Au-delà de sa qualification, le repérage du contrôle coercitif est clé, car ces violences du quotidien, souvent invisibles, isolent les victimes, qui, sous emprise, les minimisent. Les travailleurs sociaux, les professionnels de l'éducation nationale et de santé doivent être formés à identifier ces signaux.
Notre boussole doit être l'efficacité concrète des mesures que nous adopterons, dans la rigueur juridique. (Applaudissements sur les travées des groupes Les Républicains, UC et INDEP)
Mme Solanges Nadille . - Ce texte a été déposé à l'Assemblée nationale par Aurore Bergé, alors députée. Madame la ministre, je vous félicite pour votre travail au long cours sur ces sujets.
Huit ans après le début du mouvement #MeToo, il y a eu des progrès notables, une prise de conscience collective et des évolutions législatives, mais le chemin est encore long.
La loi du 3 août 2018 a réprimé les VSS du quotidien - sifflements de rue, remarques sexistes, propositions sexuelles - et a porté le délai de prescription pour viol sur un mineur de vingt à trente ans. Aucun adulte ne peut désormais se prévaloir du consentement sexuel d'un mineur de moins de 15 ans, ou 18 ans en cas d'inceste.
Le nombre de victimes et de condamnations est en augmentation constante depuis 2016. Nous détectons mieux, la parole se libère ; les magistrats se sont pleinement saisis des outils à leur disposition.

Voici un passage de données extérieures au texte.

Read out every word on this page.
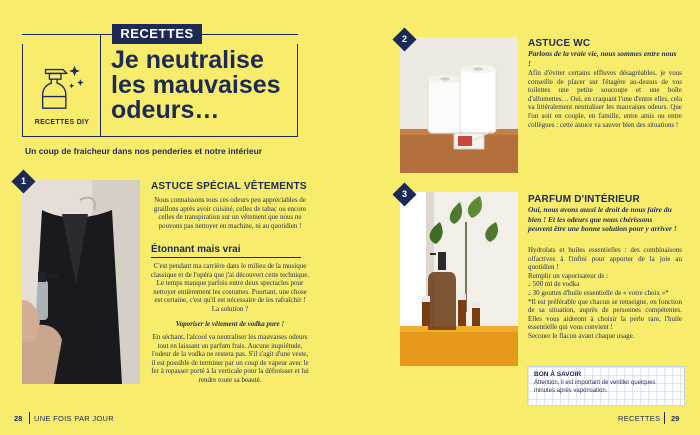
RECETTES
RECETTES DIY
Je neutralise les mauvaises odeurs…
Un coup de fraicheur dans nos penderies et notre intérieur
1	ASTUCE SPÉCIAL VÊTEMENTS
Nous connaissons tous ces odeurs peu appréciables de graillons après avoir cuisiné, celles de tabac ou encore celles de transpiration sur un vêtement que nous ne pouvons pas nettoyer en machine, ni au quotidien !
Étonnant mais vrai
C'est pendant ma carrière dans le milieu de la musique classique et de l'opéra que j'ai découvert cette technique. Le temps manque parfois entre deux spectacles pour nettoyer entièrement les costumes. Pourtant, une chose est certaine, c'est qu'il est nécessaire de les rafraîchir ! La solution ?
Vaporiser le vêtement de vodka pure !
En séchant, l'alcool va neutraliser les mauvaises odeurs tout en laissant un parfum frais. Aucune inquiétude, l'odeur de la vodka ne restera pas. S'il s'agit d'une veste, il est possible de terminer par un coup de vapeur avec le fer à repasser porté à la verticale pour la défroisser et lui rendre toute sa beauté.
2	ASTUCE WC
Parlons de la vraie vie, nous sommes entre nous !
Afin d'éviter certains effluves désagréables, je vous conseille de placer sur l'étagère au-dessus de vos toilettes une petite soucoupe et une boîte d'allumettes… Oui, en craquant l'une d'entre elles, cela va littéralement neutraliser les mauvaises odeurs. Que l'on soit en couple, en famille, entre amis ou entre collègues : cette astuce va sauver bien des situations !
3	PARFUM D'INTÉRIEUR
Oui, nous avons aussi le droit de nous faire du bien ! Et les odeurs que nous chérissons peuvent être une bonne solution pour y arriver !
Hydrolats et huiles essentielles : des combinaisons olfactives à l'infini pour apporter de la joie au quotidien !
Remplir un vaporisateur de :
💧︎ 500 ml de vodka
💧︎ 30 gouttes d'huile essentielle de « votre choix »*
*Il est préférable que chacun se renseigne, en fonction de sa situation, auprès de personnes compétentes. Elles vous aideront à choisir la perle rare, l'huile essentielle qui vous convient !
Secouer le flacon avant chaque usage.
BON À SAVOIR
Attention, il est important de ventiler quelques minutes après vaporisation.
28 UNE FOIS PAR JOUR	RECETTES 29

Mais notre système est perfectible. Il existe en effet un écart substantiel entre le nombre de victimes et le nombre de condamnations. Les règles actuelles de prescription posent problème en cas d'amnésie traumatique : quand la victime trouve la force de briser le silence, la justice lui oppose qu'il est trop tard. C'est pourquoi nous soutenons le rétablissement de l'article 1er introduisant l'imprescriptibilité civile. Nous défendons aussi la prescription glissante pour les crimes sexuels commis sur les majeurs : la prescription ne doit pas protéger les récidivistes.
Le droit actuel ne permet pas toujours de réprimer les schémas comportementaux qui s'apparentent à des violences conjugales, visant à maintenir la victime dans un état de dépendance et de subordination. Si le Royaume-Uni ou le Canada reconnaissent dans leur droit la notion de contrôle coercitif pour réprimer une série d'actes s'inscrivant dans une stratégie de contrôle au sein du couple, le droit français ne comprend pas de notion équivalente. À la suite d'une jurisprudence de 2024, le texte prévoit d'inscrire une définition dans le code pénal. Nous soutenons la rédaction de la commission des lois du Sénat.
La lutte contre la récidive est un autre enjeu crucial.
Malgré quelques désaccords avec la commission, nous voterons en faveur de ce texte.
Enfin, j'aurai une attention particulière pour nos outre-mer. En 2024, une dizaine de femmes y ont péri sous les coups de leur conjoint. Je salue le travail de Justine Bénin sur le sujet. Je me félicite de l'ouverture de la maison des femmes de Guadeloupe, le 8 mars dernier. Voulue par notre président Guy Losbar, c'est un espace d'écoute, de ressources et de solidarité. À bientôt en Guadeloupe, madame la ministre, pour la visiter ! (Applaudissements sur les travées des groupes UC et Les Républicains)
Mme Olivia Richard . - (Applaudissements sur les travées du groupe UC et au banc des commissions ; Mme Marie-Do Aeschlimann applaudit également.) Il y a quelques mois, dans le métro, j'entends une femme au téléphone. Elle répétait : « je ne comprends pas ce que tu attends de moi ». Elle ajoutait : « cela fait vingt-quatre ans que je te préviens quand je sors du travail, je rentre toujours directement, je n'ai jamais été en retard ». Sa voix angoissée m'a marquée.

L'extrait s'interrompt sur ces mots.